Finding the right e-bike for you
Now that you have a basic understanding of what e-bikes are, you can start to ask yourself the fun question - what do you want to do with your e-bike?
Do you plan to regularly take it on long backpacking trips using rugged bike paths, or do you aim to cut your work commute through city streets in half?
E-bikes lie somewhere between a traditional bicycle and a motorcycle, so there is a lot to consider when looking around for one.
Figuring out how fast and far you want to go and the type of terrain you plan to frequent will answer a lot of the questions that most first time buyers have.
Also, note what you are capable of when it comes to riding bicycles. A step-through frame that some e-bikes offer are great for riders that don't dig swinging their leg over a high frame. Some models offer foldable frames for riders that are much more portable. And if you don't consider yourself a speed demon, a lower class of motor might suit you just fine.
The best source to help you answer these questions is your local bike shop, especially one that offers test rides. If that's not a possibility, there are countless bike shops online that can help you find the perfect fit.
Your bikin adventure awaits
Since finding an e-bike of my own, I can honestly say it has changed my life.
While I've always loved riding traditional bicycles, e-bikes help take me farther while controlling how much energy I exert to get there.

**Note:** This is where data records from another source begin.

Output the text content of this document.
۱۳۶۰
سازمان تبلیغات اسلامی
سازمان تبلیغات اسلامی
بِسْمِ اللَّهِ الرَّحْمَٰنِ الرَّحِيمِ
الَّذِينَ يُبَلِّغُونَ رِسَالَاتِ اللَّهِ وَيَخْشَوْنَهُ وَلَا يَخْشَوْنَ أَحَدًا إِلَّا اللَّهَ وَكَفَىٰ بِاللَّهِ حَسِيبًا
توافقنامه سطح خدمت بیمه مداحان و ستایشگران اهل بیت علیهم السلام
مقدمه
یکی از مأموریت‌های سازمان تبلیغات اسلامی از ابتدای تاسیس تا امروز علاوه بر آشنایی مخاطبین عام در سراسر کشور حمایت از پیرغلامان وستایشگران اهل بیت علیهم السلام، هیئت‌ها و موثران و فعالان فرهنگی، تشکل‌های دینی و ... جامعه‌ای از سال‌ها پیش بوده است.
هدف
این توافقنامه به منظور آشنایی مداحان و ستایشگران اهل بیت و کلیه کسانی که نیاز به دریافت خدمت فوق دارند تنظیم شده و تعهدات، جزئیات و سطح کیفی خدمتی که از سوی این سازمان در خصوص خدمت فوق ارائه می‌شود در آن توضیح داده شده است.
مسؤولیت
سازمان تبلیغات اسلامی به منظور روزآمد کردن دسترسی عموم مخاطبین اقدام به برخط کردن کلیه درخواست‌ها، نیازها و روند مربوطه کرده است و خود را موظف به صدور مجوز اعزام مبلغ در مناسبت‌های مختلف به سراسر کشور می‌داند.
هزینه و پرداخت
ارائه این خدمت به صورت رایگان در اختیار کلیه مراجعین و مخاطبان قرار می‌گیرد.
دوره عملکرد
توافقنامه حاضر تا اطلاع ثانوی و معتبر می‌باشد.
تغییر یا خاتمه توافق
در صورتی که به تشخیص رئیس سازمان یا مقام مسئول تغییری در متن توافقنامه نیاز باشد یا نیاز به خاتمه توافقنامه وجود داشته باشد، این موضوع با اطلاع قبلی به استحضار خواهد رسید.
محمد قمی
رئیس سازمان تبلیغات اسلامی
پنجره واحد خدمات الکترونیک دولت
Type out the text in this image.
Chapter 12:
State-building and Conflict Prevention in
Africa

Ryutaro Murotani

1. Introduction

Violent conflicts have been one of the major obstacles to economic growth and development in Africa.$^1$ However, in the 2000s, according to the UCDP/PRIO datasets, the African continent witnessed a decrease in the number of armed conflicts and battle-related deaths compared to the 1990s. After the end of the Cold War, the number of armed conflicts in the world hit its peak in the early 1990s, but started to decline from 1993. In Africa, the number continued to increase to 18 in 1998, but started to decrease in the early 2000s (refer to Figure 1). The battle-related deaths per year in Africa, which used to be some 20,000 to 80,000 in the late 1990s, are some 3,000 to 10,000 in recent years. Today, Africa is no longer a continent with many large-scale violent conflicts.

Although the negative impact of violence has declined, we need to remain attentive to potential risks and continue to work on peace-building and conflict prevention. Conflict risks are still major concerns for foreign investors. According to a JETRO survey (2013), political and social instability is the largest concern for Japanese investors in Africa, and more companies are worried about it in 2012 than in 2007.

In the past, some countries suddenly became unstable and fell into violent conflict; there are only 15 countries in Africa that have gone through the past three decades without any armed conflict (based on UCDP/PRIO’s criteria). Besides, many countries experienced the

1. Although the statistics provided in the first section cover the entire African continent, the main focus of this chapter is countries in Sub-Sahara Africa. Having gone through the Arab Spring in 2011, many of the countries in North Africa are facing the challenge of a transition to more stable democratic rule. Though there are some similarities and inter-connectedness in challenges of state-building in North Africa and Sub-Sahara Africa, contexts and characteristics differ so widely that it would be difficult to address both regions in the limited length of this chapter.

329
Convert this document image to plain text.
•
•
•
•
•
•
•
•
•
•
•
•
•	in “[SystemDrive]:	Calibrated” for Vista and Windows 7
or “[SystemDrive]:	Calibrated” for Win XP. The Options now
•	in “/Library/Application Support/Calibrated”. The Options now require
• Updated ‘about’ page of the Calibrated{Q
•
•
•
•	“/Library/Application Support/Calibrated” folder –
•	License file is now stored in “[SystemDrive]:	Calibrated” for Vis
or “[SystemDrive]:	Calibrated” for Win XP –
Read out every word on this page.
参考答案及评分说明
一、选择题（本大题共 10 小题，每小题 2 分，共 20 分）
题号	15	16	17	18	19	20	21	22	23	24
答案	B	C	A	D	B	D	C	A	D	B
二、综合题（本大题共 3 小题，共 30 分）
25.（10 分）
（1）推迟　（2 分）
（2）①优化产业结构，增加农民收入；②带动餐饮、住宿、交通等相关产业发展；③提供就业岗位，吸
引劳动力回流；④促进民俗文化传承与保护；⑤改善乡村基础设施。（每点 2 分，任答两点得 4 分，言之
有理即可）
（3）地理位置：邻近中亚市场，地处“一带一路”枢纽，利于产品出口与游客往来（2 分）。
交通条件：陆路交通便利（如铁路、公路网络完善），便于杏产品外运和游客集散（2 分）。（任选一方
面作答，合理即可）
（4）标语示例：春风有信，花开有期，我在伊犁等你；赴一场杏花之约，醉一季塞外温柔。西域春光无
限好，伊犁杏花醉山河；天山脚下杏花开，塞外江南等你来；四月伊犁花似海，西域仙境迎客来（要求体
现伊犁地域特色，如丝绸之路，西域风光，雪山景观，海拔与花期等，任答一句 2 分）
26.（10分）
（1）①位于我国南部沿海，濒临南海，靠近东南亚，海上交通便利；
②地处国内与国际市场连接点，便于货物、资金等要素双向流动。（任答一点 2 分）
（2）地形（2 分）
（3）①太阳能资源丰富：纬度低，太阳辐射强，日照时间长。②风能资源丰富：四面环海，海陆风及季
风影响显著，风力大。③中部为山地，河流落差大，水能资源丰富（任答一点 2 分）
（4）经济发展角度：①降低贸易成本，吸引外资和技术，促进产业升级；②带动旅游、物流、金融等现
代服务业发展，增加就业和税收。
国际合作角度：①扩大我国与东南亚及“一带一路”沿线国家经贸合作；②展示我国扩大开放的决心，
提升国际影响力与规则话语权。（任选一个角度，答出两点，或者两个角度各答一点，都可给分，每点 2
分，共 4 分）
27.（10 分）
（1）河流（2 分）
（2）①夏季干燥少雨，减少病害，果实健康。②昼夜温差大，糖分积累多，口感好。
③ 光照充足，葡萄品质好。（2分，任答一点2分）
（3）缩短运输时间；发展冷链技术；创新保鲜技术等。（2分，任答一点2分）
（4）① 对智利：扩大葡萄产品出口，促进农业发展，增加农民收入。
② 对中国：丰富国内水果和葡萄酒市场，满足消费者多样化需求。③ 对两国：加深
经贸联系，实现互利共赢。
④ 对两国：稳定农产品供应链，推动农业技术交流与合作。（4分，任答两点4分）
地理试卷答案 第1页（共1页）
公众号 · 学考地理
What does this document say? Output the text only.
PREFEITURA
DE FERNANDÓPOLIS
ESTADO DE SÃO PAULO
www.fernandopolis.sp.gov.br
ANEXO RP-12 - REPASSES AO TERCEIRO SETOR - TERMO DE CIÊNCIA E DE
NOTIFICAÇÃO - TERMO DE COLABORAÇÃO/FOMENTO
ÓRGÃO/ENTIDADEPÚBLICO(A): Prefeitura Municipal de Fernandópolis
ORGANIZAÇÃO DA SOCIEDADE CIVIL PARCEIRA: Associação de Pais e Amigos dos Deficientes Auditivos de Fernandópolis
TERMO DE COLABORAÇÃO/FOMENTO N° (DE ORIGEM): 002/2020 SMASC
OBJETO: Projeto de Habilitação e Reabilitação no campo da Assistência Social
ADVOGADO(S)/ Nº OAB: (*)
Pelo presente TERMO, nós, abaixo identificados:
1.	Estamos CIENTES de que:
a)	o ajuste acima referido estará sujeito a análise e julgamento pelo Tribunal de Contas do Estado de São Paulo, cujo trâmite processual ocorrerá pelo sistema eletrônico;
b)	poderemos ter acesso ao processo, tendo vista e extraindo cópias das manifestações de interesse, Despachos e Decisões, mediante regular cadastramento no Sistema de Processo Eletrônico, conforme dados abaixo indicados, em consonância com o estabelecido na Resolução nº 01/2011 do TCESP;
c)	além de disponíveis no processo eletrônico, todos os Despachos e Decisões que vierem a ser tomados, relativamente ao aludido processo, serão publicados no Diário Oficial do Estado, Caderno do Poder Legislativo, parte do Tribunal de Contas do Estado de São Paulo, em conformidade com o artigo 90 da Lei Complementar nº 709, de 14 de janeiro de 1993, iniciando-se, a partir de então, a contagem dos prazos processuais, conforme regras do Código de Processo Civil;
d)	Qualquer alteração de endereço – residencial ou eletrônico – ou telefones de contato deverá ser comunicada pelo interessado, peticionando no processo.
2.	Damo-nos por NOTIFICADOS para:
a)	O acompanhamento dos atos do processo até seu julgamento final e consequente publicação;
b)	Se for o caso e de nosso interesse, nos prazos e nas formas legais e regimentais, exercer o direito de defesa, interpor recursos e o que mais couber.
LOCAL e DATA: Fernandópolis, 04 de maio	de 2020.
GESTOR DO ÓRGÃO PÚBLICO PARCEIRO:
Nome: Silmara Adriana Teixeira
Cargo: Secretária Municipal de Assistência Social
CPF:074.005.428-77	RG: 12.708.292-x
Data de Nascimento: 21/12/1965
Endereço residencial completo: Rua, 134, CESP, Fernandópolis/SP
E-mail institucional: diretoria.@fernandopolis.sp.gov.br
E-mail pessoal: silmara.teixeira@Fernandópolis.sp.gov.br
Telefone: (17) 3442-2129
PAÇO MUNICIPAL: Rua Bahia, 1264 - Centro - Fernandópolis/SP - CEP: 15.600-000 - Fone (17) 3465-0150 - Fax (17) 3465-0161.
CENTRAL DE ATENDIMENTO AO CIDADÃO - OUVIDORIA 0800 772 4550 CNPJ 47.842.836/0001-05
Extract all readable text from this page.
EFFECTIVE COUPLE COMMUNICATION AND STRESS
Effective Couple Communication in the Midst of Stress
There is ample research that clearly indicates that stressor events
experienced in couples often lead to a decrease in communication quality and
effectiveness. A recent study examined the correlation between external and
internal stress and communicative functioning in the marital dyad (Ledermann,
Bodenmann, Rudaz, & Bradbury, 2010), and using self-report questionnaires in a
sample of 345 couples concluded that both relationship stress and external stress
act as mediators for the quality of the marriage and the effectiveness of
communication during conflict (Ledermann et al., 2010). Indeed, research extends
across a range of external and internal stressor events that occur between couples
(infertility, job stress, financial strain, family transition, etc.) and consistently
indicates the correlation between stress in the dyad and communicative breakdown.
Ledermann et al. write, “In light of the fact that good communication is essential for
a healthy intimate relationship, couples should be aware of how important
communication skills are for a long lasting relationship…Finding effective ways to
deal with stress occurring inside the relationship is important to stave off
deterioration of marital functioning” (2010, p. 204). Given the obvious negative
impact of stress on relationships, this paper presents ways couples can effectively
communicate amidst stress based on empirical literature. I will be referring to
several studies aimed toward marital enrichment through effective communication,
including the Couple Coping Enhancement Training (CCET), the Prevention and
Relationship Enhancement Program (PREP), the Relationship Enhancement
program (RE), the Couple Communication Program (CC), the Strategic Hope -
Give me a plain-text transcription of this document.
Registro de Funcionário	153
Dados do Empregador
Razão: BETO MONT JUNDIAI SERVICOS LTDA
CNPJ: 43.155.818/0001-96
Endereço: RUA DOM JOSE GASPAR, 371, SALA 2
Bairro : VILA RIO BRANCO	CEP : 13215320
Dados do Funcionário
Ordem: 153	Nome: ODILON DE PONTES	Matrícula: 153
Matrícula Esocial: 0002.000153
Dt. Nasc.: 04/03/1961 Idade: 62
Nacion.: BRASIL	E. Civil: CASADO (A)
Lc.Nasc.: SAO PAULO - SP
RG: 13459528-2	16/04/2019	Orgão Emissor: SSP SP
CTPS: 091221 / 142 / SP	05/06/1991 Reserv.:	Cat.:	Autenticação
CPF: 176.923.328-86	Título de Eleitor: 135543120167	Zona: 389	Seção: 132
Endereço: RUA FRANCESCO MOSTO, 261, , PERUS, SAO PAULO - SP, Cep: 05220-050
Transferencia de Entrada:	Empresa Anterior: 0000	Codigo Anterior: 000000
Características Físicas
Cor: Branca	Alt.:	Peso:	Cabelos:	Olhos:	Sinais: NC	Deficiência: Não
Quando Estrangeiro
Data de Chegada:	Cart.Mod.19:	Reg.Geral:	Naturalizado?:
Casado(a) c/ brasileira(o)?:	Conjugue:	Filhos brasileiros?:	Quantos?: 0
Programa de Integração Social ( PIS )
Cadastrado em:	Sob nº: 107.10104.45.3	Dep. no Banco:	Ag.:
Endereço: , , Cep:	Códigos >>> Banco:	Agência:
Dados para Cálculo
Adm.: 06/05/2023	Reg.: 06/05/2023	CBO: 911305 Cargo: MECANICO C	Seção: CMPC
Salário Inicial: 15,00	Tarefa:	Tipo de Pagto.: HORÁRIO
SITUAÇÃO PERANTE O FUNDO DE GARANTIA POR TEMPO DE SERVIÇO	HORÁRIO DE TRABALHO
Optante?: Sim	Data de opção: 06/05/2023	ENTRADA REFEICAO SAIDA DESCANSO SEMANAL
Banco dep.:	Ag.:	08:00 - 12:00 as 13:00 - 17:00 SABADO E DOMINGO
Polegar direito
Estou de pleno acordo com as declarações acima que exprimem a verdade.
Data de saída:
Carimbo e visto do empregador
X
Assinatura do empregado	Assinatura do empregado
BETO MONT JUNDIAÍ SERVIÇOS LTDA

I have a cargo rack on the back, so I can make trips to the grocery store for munchies and late night beer runs.
It's made me excited to ride around and be more active, and I've found myself exploring parts of the city I live in that I never knew existed.
Everything positive you may have heard about e-bikes is absolutely true: you'll soon become addicted to your new ride, and it can, within reason, be a replacement for driving a car and dealing with rising gas prices.
Getting your first e-bike can change and enrich your life in so many ways. Take the leap, ride safely, and you'll be glad you did.